Once the API is high level enough it gets unusable by major users who are high end networking, GPU and graphics libraries and low latency sound.
Nobody else truly needs to bypass the kernel. Even low latency can work with good real time task handling, making the users exactly two cases, who have special DMA handling in hardware already. If it means introducing special case kernel bypasses for high scale computing, it's already done, and the low level APIs just get wrapped.
And the Achilles's foot is security.
If it's arguing for making all hardware a kernel free fabric, it's essentially a move of everything to firmware. Worst case, we get zero memory protection and unfixable bugs.
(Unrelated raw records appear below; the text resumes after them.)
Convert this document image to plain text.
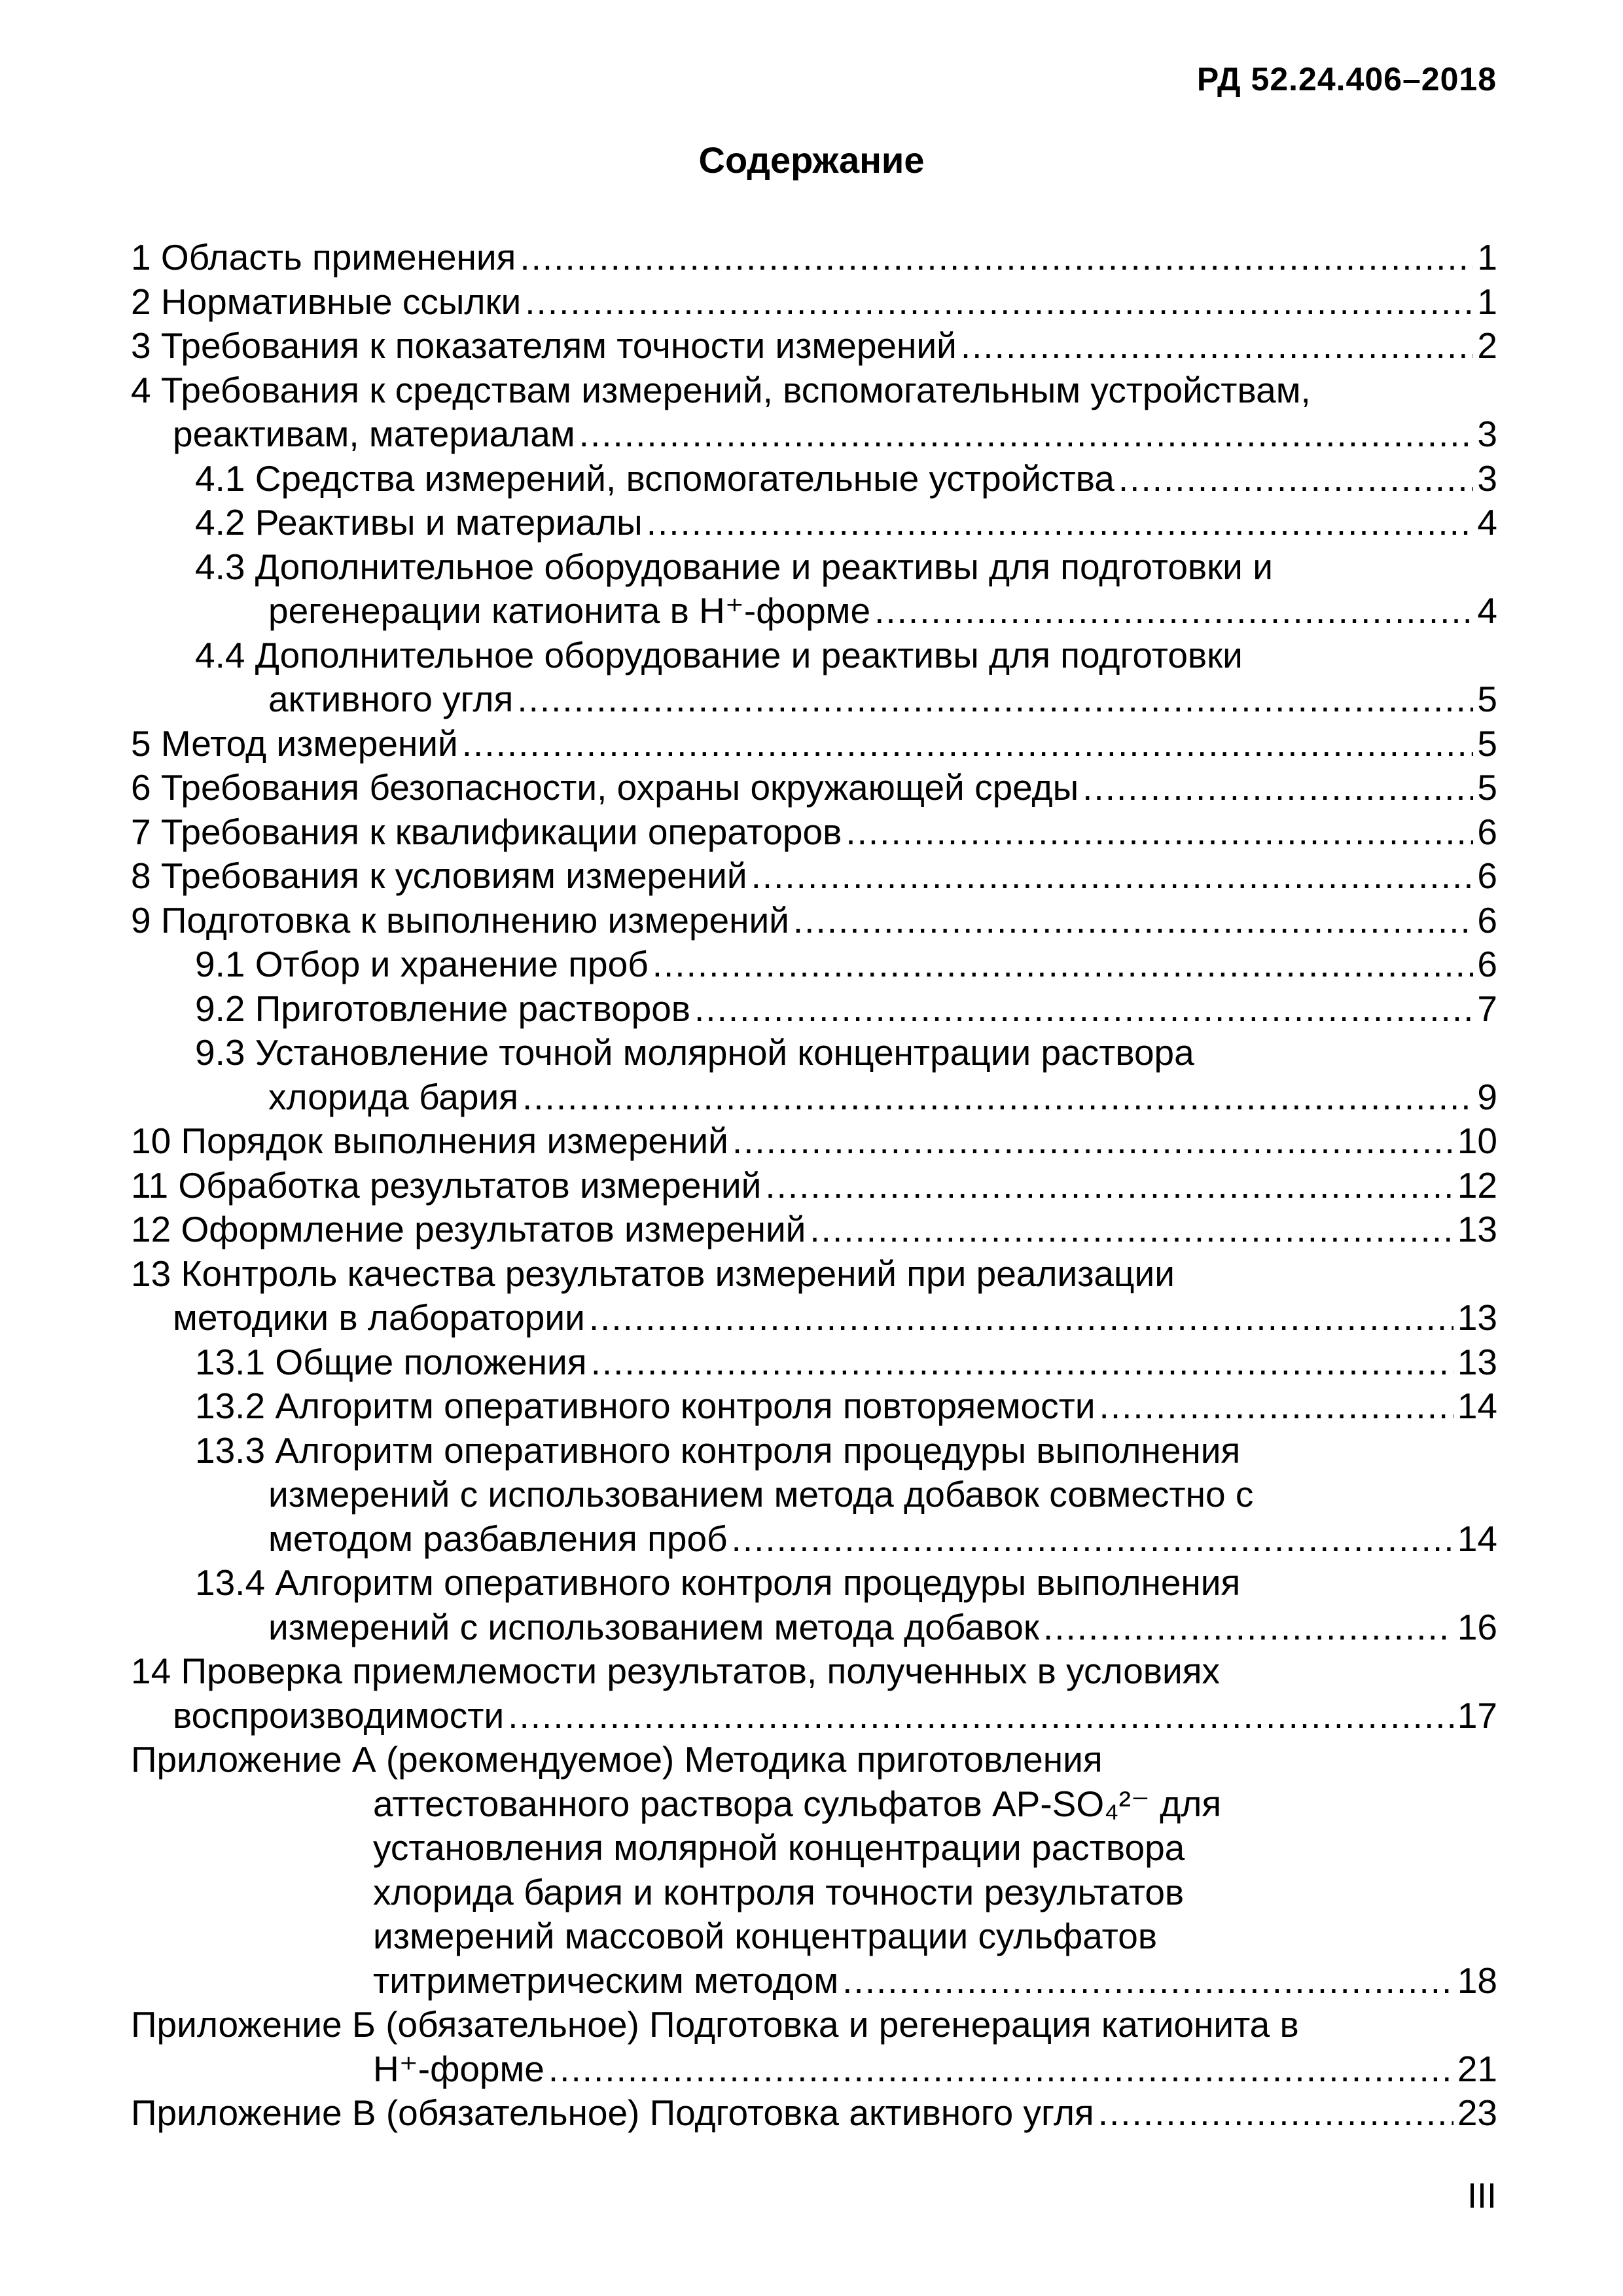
РД 52.24.406–2018
Содержание
1 Область применения .....	1
2 Нормативные ссылки .....	1
3 Требования к показателям точности измерений .....	2
4 Требования к средствам измерений, вспомогательным устройствам,
реактивам, материалам .....	3
4.1 Средства измерений, вспомогательные устройства .....	3
4.2 Реактивы и материалы .....	4
4.3 Дополнительное оборудование и реактивы для подготовки и
регенерации катионита в H⁺-форме .....	4
4.4 Дополнительное оборудование и реактивы для подготовки
активного угля .....	5
5 Метод измерений .....	5
6 Требования безопасности, охраны окружающей среды .....	5
7 Требования к квалификации операторов .....	6
8 Требования к условиям измерений .....	6
9 Подготовка к выполнению измерений .....	6
9.1 Отбор и хранение проб .....	6
9.2 Приготовление растворов .....	7
9.3 Установление точной молярной концентрации раствора
хлорида бария .....	9
10 Порядок выполнения измерений .....	10
11 Обработка результатов измерений .....	12
12 Оформление результатов измерений .....	13
13 Контроль качества результатов измерений при реализации
методики в лаборатории .....	13
13.1 Общие положения .....	13
13.2 Алгоритм оперативного контроля повторяемости .....	14
13.3 Алгоритм оперативного контроля процедуры выполнения
измерений с использованием метода добавок совместно с
методом разбавления проб .....	14
13.4 Алгоритм оперативного контроля процедуры выполнения
измерений с использованием метода добавок .....	16
14 Проверка приемлемости результатов, полученных в условиях
воспроизводимости .....	17
Приложение А (рекомендуемое) Методика приготовления
аттестованного раствора сульфатов АР-SO₄²⁻ для
установления молярной концентрации раствора
хлорида бария и контроля точности результатов
измерений массовой концентрации сульфатов
титриметрическим методом .....	18
Приложение Б (обязательное) Подготовка и регенерация катионита в
H⁺-форме .....	21
Приложение В (обязательное) Подготовка активного угля .....	23
III
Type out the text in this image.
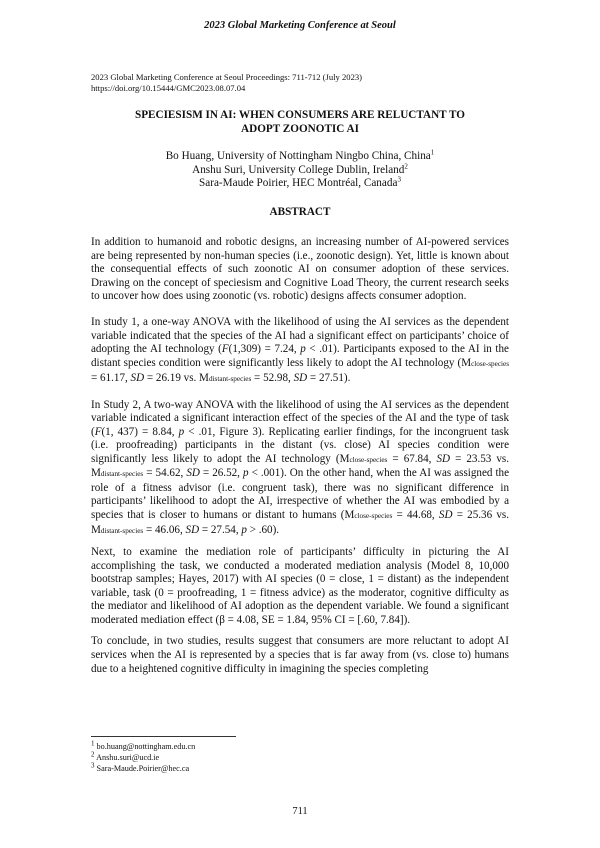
2023 Global Marketing Conference at Seoul
2023 Global Marketing Conference at Seoul Proceedings: 711-712 (July 2023)
https://doi.org/10.15444/GMC2023.08.07.04
SPECIESISM IN AI: WHEN CONSUMERS ARE RELUCTANT TO
ADOPT ZOONOTIC AI
Bo Huang, University of Nottingham Ningbo China, China$^1$
Anshu Suri, University College Dublin, Ireland$^2$
Sara-Maude Poirier, HEC Montréal, Canada$^3$
ABSTRACT

In addition to humanoid and robotic designs, an increasing number of AI-powered services are being represented by non-human species (i.e., zoonotic design). Yet, little is known about the consequential effects of such zoonotic AI on consumer adoption of these services. Drawing on the concept of speciesism and Cognitive Load Theory, the current research seeks to uncover how does using zoonotic (vs. robotic) designs affects consumer adoption.

In study 1, a one-way ANOVA with the likelihood of using the AI services as the dependent variable indicated that the species of the AI had a significant effect on participants’ choice of adopting the AI technology (F(1,309) = 7.24, p < .01). Participants exposed to the AI in the distant species condition were significantly less likely to adopt the AI technology (Mclose-species = 61.17, SD = 26.19 vs. Mdistant-species = 52.98, SD = 27.51).

In Study 2, A two-way ANOVA with the likelihood of using the AI services as the dependent variable indicated a significant interaction effect of the species of the AI and the type of task (F(1, 437) = 8.84, p < .01, Figure 3). Replicating earlier findings, for the incongruent task (i.e. proofreading) participants in the distant (vs. close) AI species condition were significantly less likely to adopt the AI technology (Mclose-species = 67.84, SD = 23.53 vs. Mdistant-species = 54.62, SD = 26.52, p < .001). On the other hand, when the AI was assigned the role of a fitness advisor (i.e. congruent task), there was no significant difference in participants’ likelihood to adopt the AI, irrespective of whether the AI was embodied by a species that is closer to humans or distant to humans (Mclose-species = 44.68, SD = 25.36 vs. Mdistant-species = 46.06, SD = 27.54, p > .60).

Next, to examine the mediation role of participants’ difficulty in picturing the AI accomplishing the task, we conducted a moderated mediation analysis (Model 8, 10,000 bootstrap samples; Hayes, 2017) with AI species (0 = close, 1 = distant) as the independent variable, task (0 = proofreading, 1 = fitness advice) as the moderator, cognitive difficulty as the mediator and likelihood of AI adoption as the dependent variable. We found a significant moderated mediation effect (β = 4.08, SE = 1.84, 95% CI = [.60, 7.84]).

To conclude, in two studies, results suggest that consumers are more reluctant to adopt AI services when the AI is represented by a species that is far away from (vs. close to) humans due to a heightened cognitive difficulty in imagining the species completing

$^1$ bo.huang@nottingham.edu.cn
$^2$ Anshu.suri@ucd.ie
$^3$ Sara-Maude.Poirier@hec.ca
711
The reality of 100G+ networking or low latency networking is the kernel can't keep up with the interrupts from the hardware, so you turn interrupts per packet off (adaptive coalescing / ethtool -C for ethernet), so userspace tcp/ip stacks such as Intel / Linux Foundation's DPDK, Solarflare's OpenOnload, Mellanox's VMA and Chelsio's Wire Direct exist to fill this need. Heck, even the BBC wrote their own kernel bypass networking layer! Note that Solarflare, Mellanox, and Chelsio are all heavily used in High Performance Computing supercomputers along with finance such as electronic trading. If there was no need, there wouldn't be so many options due to the market wanting them.
Source: have worked in electronic trading as a Linux engineer for 11-12ish years.
KeyDB can easily get 2-3x the QPS with half the latency.
You and I disagree vehemently on this (hence the fork), but I really think your optimizing for your own simplicity not that of the user's. It should be the opposite since the developer has the most insight into the software.
This seems counter-intuitive.
Hardware limitations mean different abstraction than OS-level APIs, as them to applications.
Even POSIX does not expose hardware limitations.
Rather, high-level in the paper is more like some suitable interface to a wide range of applications. I.e., high-level as it's targeted to be used directly by applications as a portable interface.
You said you don't want to make users deal with flow control and hardware details.. does that imply a userspace bypass library which does that stuff for us? Does it look posixy?
Memory safe languages with rich runtimes, only need a mini kernel to run bare metal.
Windows has been pushing for user space drivers for a while now, including GPUs.
Android is following the same path with Project Treble, and who knows what will happen with Fuchsia.
Likewise on many high integrity OSes for embedded deployment.
.NET has netduino and eventually meadow, although it is a subset.
Erlang has GRiSP.
OCaml has MirageOS.
To come back to your question, Go has tinyGo, gVisor, emgo, Biscuit.
And you can have a look at this as well, https://nanovms.com/dev/tutorials/running-go-unikernels
And here http://unikernel.org/projects/
One third of the cost is actually expensive !
Also, ScyllaDB NoSQL database(C++ clone of Cassandra) uses Seastar framework to achieve high IO throughput.
I am wondering whether or not this is a missing or a different understanding the concept.
Sorry I did not really get the difference between library OS and unikernels.
It's still a lack of reference considering their connections.
RDMA and DPDK both use user-space drivers, which is necessary for kernel-bypass. I'm not advocating for a particular kernel-bypass solution. I'm arguing that if we use kernel-bypass for I/O, we should have a common, efficient, high-level interface for it.